The third is building the culture of sharing

When information flows freely among skilled and insightful workforces, ideas abound and innovation can come from the most inconspicuous of places, which is the ‘social’ aspect of social innovation. Knowledge then presents itself in simple day-to-day events like conversations, meetings, documents, reports and the like. It requires executive focus in bringing all of the organizations resources like people, technology, processes, culture and information together to create an eco-system where this knowledge can be captured, consolidated and applied to
drive innovation.

For example, ideations fests that hold competitions and team activities enable workers to connect and interact at various levels. The participants bring together knowledge from deep within the enterprise, out in the open. These informal settings build a ground for unleashing creative potential across teams resulting in improved motivation levels and greater trust. A trusting worker will more easily share his or her tacit knowledge and make more knowledge workers in the process.

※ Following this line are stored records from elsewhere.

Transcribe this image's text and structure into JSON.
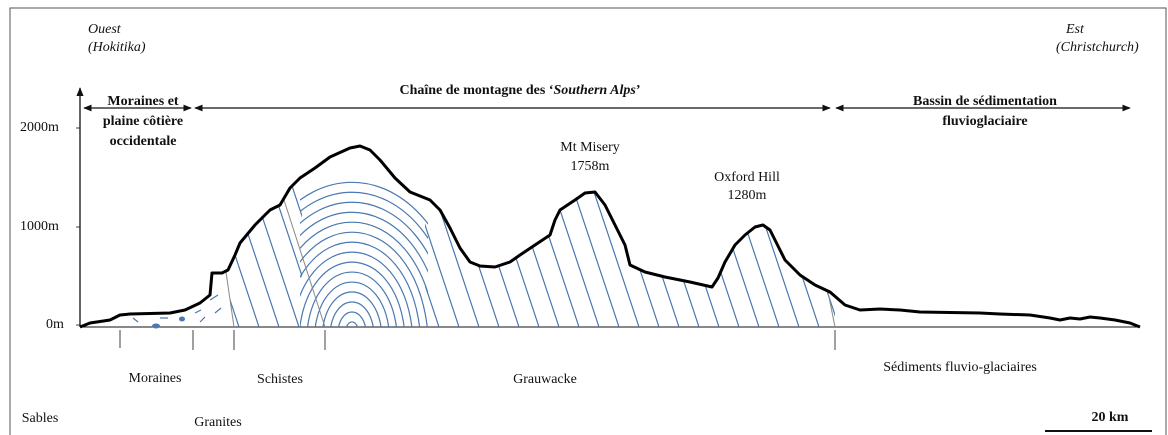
{
  "header": {
    "west": [
      "Ouest",
      "(Hokitika)"
    ],
    "east": [
      "Est",
      "(Christchurch)"
    ]
  },
  "y_axis": {
    "labels": [
      "2000m",
      "1000m",
      "0m"
    ]
  },
  "zones": [
    {
      "lines": [
        "Moraines et",
        "plaine côtière",
        "occidentale"
      ]
    },
    {
      "text_before": "Chaîne de montagne des ‘",
      "italic": "Southern Alps",
      "text_after": "’"
    },
    {
      "lines": [
        "Bassin de sédimentation",
        "fluvioglaciaire"
      ]
    }
  ],
  "peaks": [
    {
      "name": "Mt Misery",
      "height": "1758m"
    },
    {
      "name": "Oxford Hill",
      "height": "1280m"
    }
  ],
  "formations": [
    "Moraines",
    "Schistes",
    "Grauwacke",
    "Sédiments fluvio-glaciaires",
    "Sables",
    "Granites"
  ],
  "scale": "20 km"
}
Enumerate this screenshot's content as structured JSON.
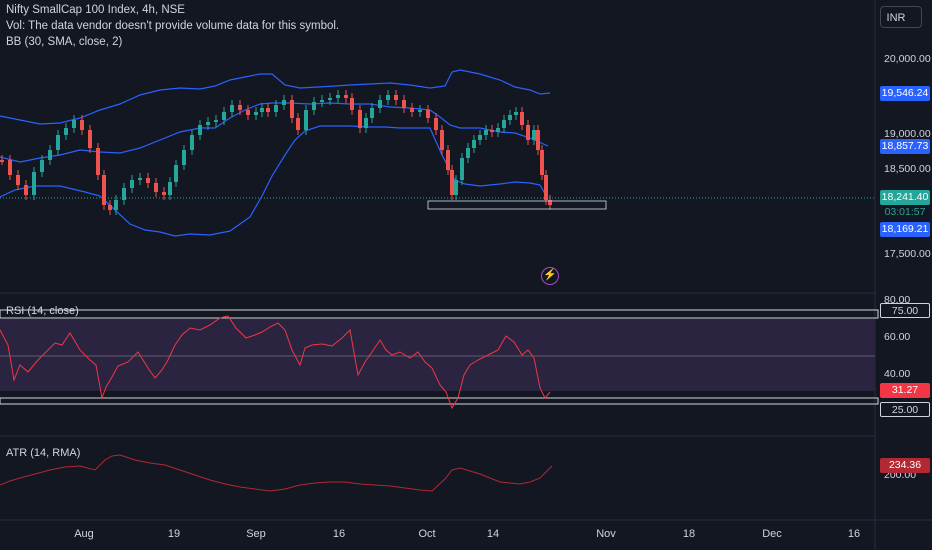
{
  "header": {
    "symbol_line": "Nifty SmallCap 100 Index, 4h, NSE",
    "vol_line": "Vol: The data vendor doesn't provide volume data for this symbol.",
    "bb_line": "BB (30, SMA, close, 2)"
  },
  "currency": "INR",
  "price_axis": {
    "ticks": [
      "20,000.00",
      "19,000.00",
      "18,500.00",
      "17,500.00"
    ],
    "tags": {
      "bb_upper": "19,546.24",
      "bb_basis": "18,857.73",
      "last_price": "18,241.40",
      "countdown": "03:01:57",
      "bb_lower": "18,169.21"
    }
  },
  "rsi_pane": {
    "label": "RSI (14, close)",
    "ticks": [
      "80.00",
      "60.00",
      "40.00"
    ],
    "tags": {
      "upper": "75.00",
      "value": "31.27",
      "lower": "25.00"
    }
  },
  "atr_pane": {
    "label": "ATR (14, RMA)",
    "ticks": [
      "200.00"
    ],
    "tags": {
      "value": "234.36"
    }
  },
  "time_axis": [
    "Aug",
    "19",
    "Sep",
    "16",
    "Oct",
    "14",
    "Nov",
    "18",
    "Dec",
    "16"
  ],
  "colors": {
    "background": "#131722",
    "up": "#26a69a",
    "down": "#ef5350",
    "bb": "#2962ff",
    "rsi": "#f23645",
    "atr": "#b22833",
    "rsi_band": "#2a2440"
  },
  "icons": {
    "flash": "lightning-icon"
  }
}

To summarize, social innovation is when everyone contributes to an organizations ability to innovate. Innovation can be in any area whether processes, products, systems or others. The journey starts internally, by creating skilled resources as capable employees, fostering insightfulness to develop an organizational think tank and nurturing a culture of sharing that connects all dots for wholesome innovation. Similar efforts can be made with partners, vendors and customers for higher degrees of social innovation. Focused and sustained efforts to creating such an organization helps drive higher levels of productivity, creativity, quality and stakeholder satisfaction.